Class Imbalance: None.
Proportion of target variable:
44,5% (No churn)
55.5% (Churn)
Key Highlights
Exploratory data analysis to uncover patterns and features influencing customer churn.
Feature engineering and selection to create predictive indicators.
Model training and selection based on Precision Score using Randomized Search CV, Cross-Validation, and Hyperparameter tuning.
Feature importance analysis for further iterations.
Model Characteristics
The model for this project is an XGBoostClassifier, and it was chosen by iterating and experimenting with RandomizedSearchCV, Cross-validation, and Hyperparameter tuning.
It delivers high precision and a strong ROC AUC score. (0.928 for Precision-Recall Curve and 0.920 for ROC Curve)

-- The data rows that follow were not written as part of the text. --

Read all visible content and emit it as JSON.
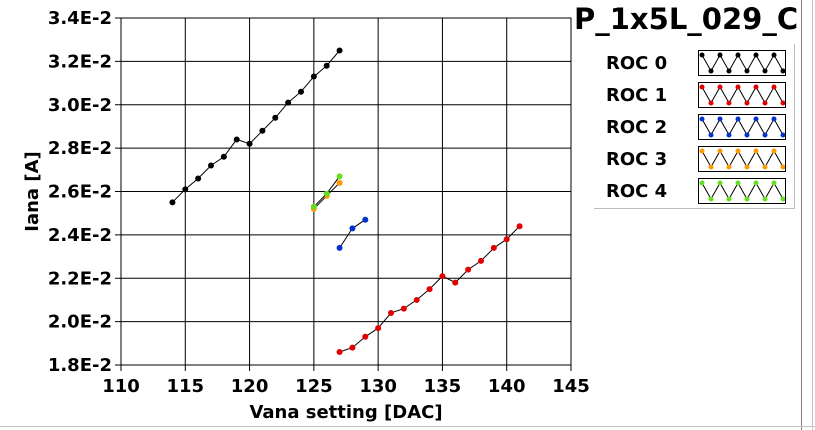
{
  "chart_data": {
    "type": "line",
    "title": "P_1x5L_029_C",
    "xlabel": "Vana setting [DAC]",
    "ylabel": "Iana [A]",
    "xlim": [
      110,
      145
    ],
    "ylim": [
      0.018,
      0.034
    ],
    "x_ticks": [
      110,
      115,
      120,
      125,
      130,
      135,
      140,
      145
    ],
    "x_tick_labels": [
      "110",
      "115",
      "120",
      "125",
      "130",
      "135",
      "140",
      "145"
    ],
    "y_ticks": [
      0.018,
      0.02,
      0.022,
      0.024,
      0.026,
      0.028,
      0.03,
      0.032,
      0.034
    ],
    "y_tick_labels": [
      "1.8E-2",
      "2.0E-2",
      "2.2E-2",
      "2.4E-2",
      "2.6E-2",
      "2.8E-2",
      "3.0E-2",
      "3.2E-2",
      "3.4E-2"
    ],
    "grid": true,
    "legend_position": "right",
    "series": [
      {
        "name": "ROC 0",
        "color": "#000000",
        "x": [
          114,
          115,
          116,
          117,
          118,
          119,
          120,
          121,
          122,
          123,
          124,
          125,
          126,
          127
        ],
        "y": [
          0.0255,
          0.0261,
          0.0266,
          0.0272,
          0.0276,
          0.0284,
          0.0282,
          0.0288,
          0.0294,
          0.0301,
          0.0306,
          0.0313,
          0.0318,
          0.0325
        ]
      },
      {
        "name": "ROC 1",
        "color": "#e00000",
        "x": [
          127,
          128,
          129,
          130,
          131,
          132,
          133,
          134,
          135,
          136,
          137,
          138,
          139,
          140,
          141
        ],
        "y": [
          0.0186,
          0.0188,
          0.0193,
          0.0197,
          0.0204,
          0.0206,
          0.021,
          0.0215,
          0.0221,
          0.0218,
          0.0224,
          0.0228,
          0.0234,
          0.0238,
          0.0244
        ]
      },
      {
        "name": "ROC 2",
        "color": "#0033cc",
        "x": [
          127,
          128,
          129
        ],
        "y": [
          0.0234,
          0.0243,
          0.0247
        ]
      },
      {
        "name": "ROC 3",
        "color": "#ff9900",
        "x": [
          125,
          126,
          127
        ],
        "y": [
          0.0252,
          0.0258,
          0.0264
        ]
      },
      {
        "name": "ROC 4",
        "color": "#66dd22",
        "x": [
          125,
          126,
          127
        ],
        "y": [
          0.0253,
          0.0259,
          0.0267
        ]
      }
    ]
  }
}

The top features influencing churn are 'high_support_calls', 'low_spender', and 'high_payment_delay'.
Flask App
By running the app.py script users can interact with the ML algorithm:
Issue & Limitations
While this project serves primarily as an educational endeavor, certain industry-standard practices remain unaddressed.
Notably, the absence of a well-designed Continuous Integration/Continuous Deployment (CI/CD) pipeline using GitHub actions limits exposure to crucial practices for real-world development workflows.
Additionally, a robust deployment strategy for the predictive model is lacking, preventing the transition from development to production. These omissions limit the project's agility, hindering the implementation of real-time updates and model utilization in operational environments.
Addressing these aspects would further align the project with best practices in the data science and machine learning industry.